Feilong Wang, Wenzhi Pan, Shuming Pan, Shuyun Wang, Qinmin Ge and Junbo Ge Usefulness of N-terminal pro-brain natriuretic peptide and C-reactive protein to predict ICU mortality in unselected medical ICU patients: a prospective, observational study. Critical Care 2011;15(1):R42. 

Discussion
In this large scale study of 576 unselected medical ICU patients, we found that NT-proBNP and CRP independently predicted ICU mortality even after adjustment for the APACHE II score and multiple potential confounders including eGFR, age...

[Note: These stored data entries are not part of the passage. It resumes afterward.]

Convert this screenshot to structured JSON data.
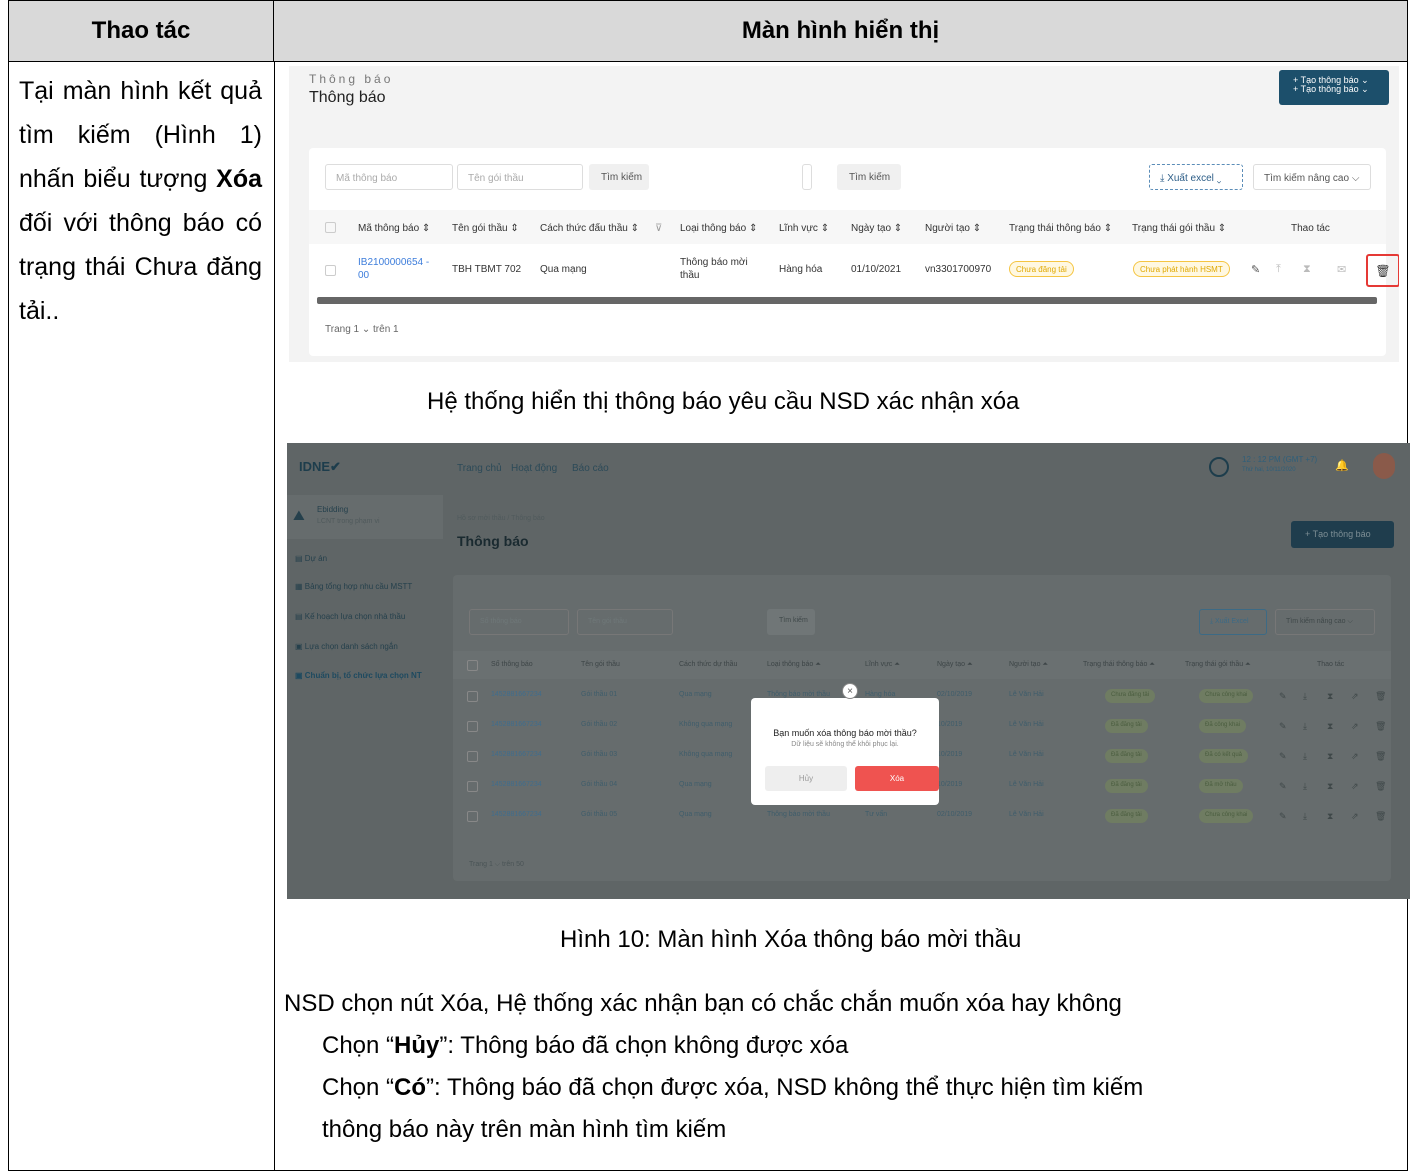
{
  "header": {
    "col1": "Thao tác",
    "col2": "Màn hình hiển thị"
  },
  "left_text": "Tại màn hình kết quả tìm kiếm (Hình 1) nhấn biểu tượng Xóa đối với thông báo có trạng thái Chưa đăng tải..",
  "left_bold": "Xóa",
  "shot1": {
    "ghost": "Thông báo",
    "title": "Thông báo",
    "new_btn_1": "+ Tạo thông báo ⌄",
    "new_btn_2": "+ Tạo thông báo ⌄",
    "ph_code": "Mã thông báo",
    "ph_pkg": "Tên gói thầu",
    "search": "Tìm kiếm",
    "search2": "Tìm kiếm",
    "export": "⤓ Xuất excel ⌄",
    "adv": "Tìm kiếm nâng cao ⌵",
    "cols": [
      "Mã thông báo ⇕",
      "Tên gói thầu ⇕",
      "Cách thức đấu thầu ⇕",
      "Loại thông báo ⇕",
      "Lĩnh vực ⇕",
      "Ngày tạo ⇕",
      "Người tạo ⇕",
      "Trạng thái thông báo ⇕",
      "Trạng thái gói thầu ⇕",
      "Thao tác"
    ],
    "row": {
      "code1": "IB2100000654 -",
      "code2": "00",
      "pkg": "TBH TBMT 702",
      "method": "Qua mạng",
      "type1": "Thông báo mời",
      "type2": "thầu",
      "field": "Hàng hóa",
      "date": "01/10/2021",
      "creator": "vn3301700970",
      "status": "Chưa đăng tải",
      "pkg_status": "Chưa phát hành HSMT"
    },
    "pager": "Trang   1   ⌄   trên 1"
  },
  "caption1": "Hệ thống hiển thị thông báo yêu cầu NSD xác nhận xóa",
  "shot2": {
    "logo": "IDNE✔",
    "nav": [
      "Trang chủ",
      "Hoạt động",
      "Báo cáo"
    ],
    "clock": "12 : 12 PM (GMT +7)",
    "date": "Thứ hai, 10/11/2020",
    "side_top": "Ebidding",
    "side_sub": "LCNT trong phạm vi",
    "side": [
      "Dự án",
      "Bảng tổng hợp nhu cầu MSTT",
      "Kế hoạch lựa chọn nhà thầu",
      "Lựa chọn danh sách ngắn",
      "Chuẩn bị, tổ chức lựa chọn NT"
    ],
    "crumb": "Hồ sơ mời thầu / Thông báo",
    "title": "Thông báo",
    "new_btn": "+ Tạo thông báo",
    "ph1": "Số thông báo",
    "ph2": "Tên gói thầu",
    "search": "Tìm kiếm",
    "export": "⤓ Xuất Excel",
    "adv": "Tìm kiếm nâng cao ⌵",
    "cols": [
      "Số thông báo",
      "Tên gói thầu",
      "Cách thức dự thầu",
      "Loại thông báo ⏶",
      "Lĩnh vực ⏶",
      "Ngày tạo ⏶",
      "Người tạo ⏶",
      "Trạng thái thông báo ⏶",
      "Trạng thái gói thầu ⏶",
      "Thao tác"
    ],
    "rows": [
      {
        "id": "1452881667234",
        "pkg": "Gói thầu 01",
        "m": "Qua mạng",
        "t": "Thông báo mời thầu",
        "f": "Hàng hóa",
        "d": "02/10/2019",
        "u": "Lê Văn Hải",
        "s": "Chưa đăng tải",
        "p": "Chưa công khai"
      },
      {
        "id": "1452881667234",
        "pkg": "Gói thầu 02",
        "m": "Không qua mạng",
        "t": "",
        "f": "",
        "d": "10/2019",
        "u": "Lê Văn Hải",
        "s": "Đã đăng tải",
        "p": "Đã công khai"
      },
      {
        "id": "1452881667234",
        "pkg": "Gói thầu 03",
        "m": "Không qua mạng",
        "t": "",
        "f": "",
        "d": "10/2019",
        "u": "Lê Văn Hải",
        "s": "Đã đăng tải",
        "p": "Đã có kết quả"
      },
      {
        "id": "1452881667234",
        "pkg": "Gói thầu 04",
        "m": "Qua mạng",
        "t": "",
        "f": "",
        "d": "10/2019",
        "u": "Lê Văn Hải",
        "s": "Đã đăng tải",
        "p": "Đã mở thầu"
      },
      {
        "id": "1452881667234",
        "pkg": "Gói thầu 05",
        "m": "Qua mạng",
        "t": "Thông báo mời thầu",
        "f": "Tư vấn",
        "d": "02/10/2019",
        "u": "Lê Văn Hải",
        "s": "Đã đăng tải",
        "p": "Chưa công khai"
      }
    ],
    "pager": "Trang  1 ⌵  trên 50",
    "modal": {
      "q": "Bạn muốn xóa thông báo mời thầu?",
      "s": "Dữ liệu sẽ không thể khôi phục lại.",
      "cancel": "Hủy",
      "ok": "Xóa"
    }
  },
  "caption2": "Hình 10: Màn hình Xóa thông báo mời thầu",
  "para": {
    "l1": "NSD chọn nút Xóa, Hệ thống xác nhận bạn có chắc chắn muốn xóa hay không",
    "l2a": "Chọn “",
    "l2b": "Hủy",
    "l2c": "”: Thông báo đã chọn không được xóa",
    "l3a": "Chọn “",
    "l3b": "Có",
    "l3c": "”: Thông báo đã chọn được xóa, NSD không thể thực hiện tìm kiếm",
    "l4": "thông báo này trên màn hình tìm kiếm"
  }
}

...In the present study, we also used a more sensitive test of improvement in model discrimination [27]. We found that the addition of NT-proBNP to the APACHE II score significantly increased the ability to predict ICU mortality as demonstrated by the IDI (6.6%, P = 0.003) and NRI (16.6%, P = 0.007) indices. NT-proBNP was not an independent predictor of ICU mortality in the non-cardiac subgroup after adjustment for APACHE II score and CRP. Kotanidou et al. [13] found that NT-proBNP predicted mortality independently after the adjusted APACHE II score and some inflammatory cytokines levels in non-cardiac ICU patients. But they used TNF-a, IL-6, and IL-10 rather than CRP and enrolled many surgical and multiple trauma cases. In the cardiac subgroup, NT-proBNP independently predicted ICU mortality while the AUC of the APACHE II score was not different from that of NT-proBNP (0.81 ± 0.03 vs 0.77 ± 0.04; P > 0.05). The addition of NT-proBNP to the APACHE-II score can obviously increase predictive ability (IDI = 10.2%, P = 0.018; NRI = 18.5%, P = 0.028). Therefore, although NT-proBNP could predict ICU mortality in unselected medical patents, it appeared to be more useful in cardiac patients than in non-cardiac patients.

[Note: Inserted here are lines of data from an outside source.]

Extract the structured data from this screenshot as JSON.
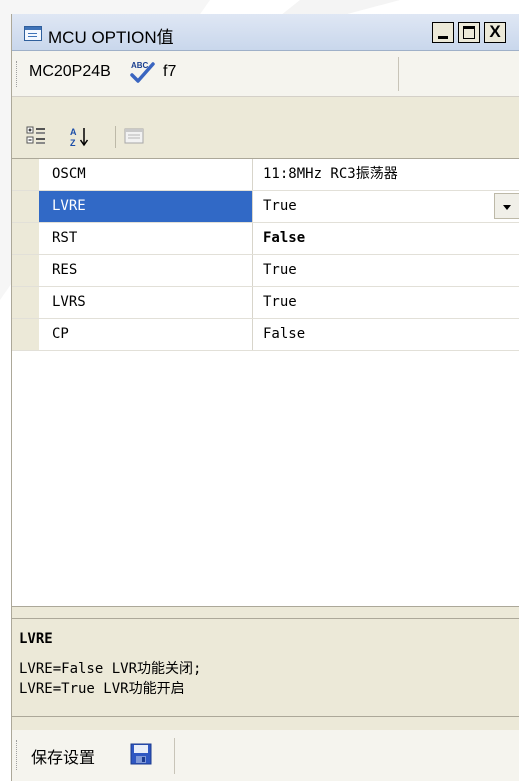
{
  "window": {
    "title": "MCU OPTION值"
  },
  "toolbar": {
    "chip_model": "MC20P24B",
    "frequency": "f7",
    "icons": [
      "spell-check-icon",
      "categorized-view-icon",
      "alphabetical-sort-icon",
      "property-pages-icon"
    ]
  },
  "properties": [
    {
      "name": "OSCM",
      "value": "11:8MHz RC3振荡器"
    },
    {
      "name": "LVRE",
      "value": "True"
    },
    {
      "name": "RST",
      "value": "False"
    },
    {
      "name": "RES",
      "value": "True"
    },
    {
      "name": "LVRS",
      "value": "True"
    },
    {
      "name": "CP",
      "value": "False"
    }
  ],
  "description": {
    "title": "LVRE",
    "lines": [
      "LVRE=False LVR功能关闭;",
      "LVRE=True LVR功能开启"
    ]
  },
  "footer": {
    "save_label": "保存设置",
    "save_icon": "floppy-disk-icon"
  },
  "colors": {
    "selection": "#3169c6",
    "window_bg": "#ece9d8"
  }
}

...One previous study showed no predictive value of CRP for in-hospital mortality, even in univariate analysis [21]. The scope of the study was rather small (N = 103) and, thus, the statistical power was less than that of our study. Moreover, the endpoint of the previous study was in-hospital mortality but not ICU mortality. The present study revealed that CRP was also an independent predictor of ICU mortality in unselected patients or non-cardiac patients...

Several limitations of our study should be mentioned. First, neither echocardiography was performed nor cardiac function assessed in the present study. The division of subgroups was according to primary admission cause. Thus patients in the non-cardiac group may also have cardiac disease and cardiac dysfunction. However, patients with cardiac diseases as the primary principal diagnosis leading to ICU admission must have cardiac diseases. The statistical conclusion drawn from the cardiac group was appropriate. Second, this was a single-center study, and participants did not include surgery and trauma patients. The value for NT-proBNP in prediction of adverse outcome would be a bit different if the population was different. At last, a limitation of the net reclassification improvement and other reclassification measures is that they depend on the particular categories used [26]. We had used < 10%, 10% to 30%, and 30% to 50%, and > 50% for the risk of ICU death as risk categories. But there are still no well-recognized risk categories now. If the risk categories used had been different, the NRI would be a bit different.

Conclusions
In this large-scale study of unselected ICU patients, we confirmed that NT-proBNP and CRP can serve as moderate independent predictors of ICU mortality. Although the predictive ability was lower compared with the APACHE II score, but the addition of CRP or NT-proBNP or both to the APACHE II score could significantly improve the ability to predict ICU mortality, as demonstrated by IDI and NRI indices. NT-proBNP appeared to be more useful for predicting ICU outcomes in cardiac patients.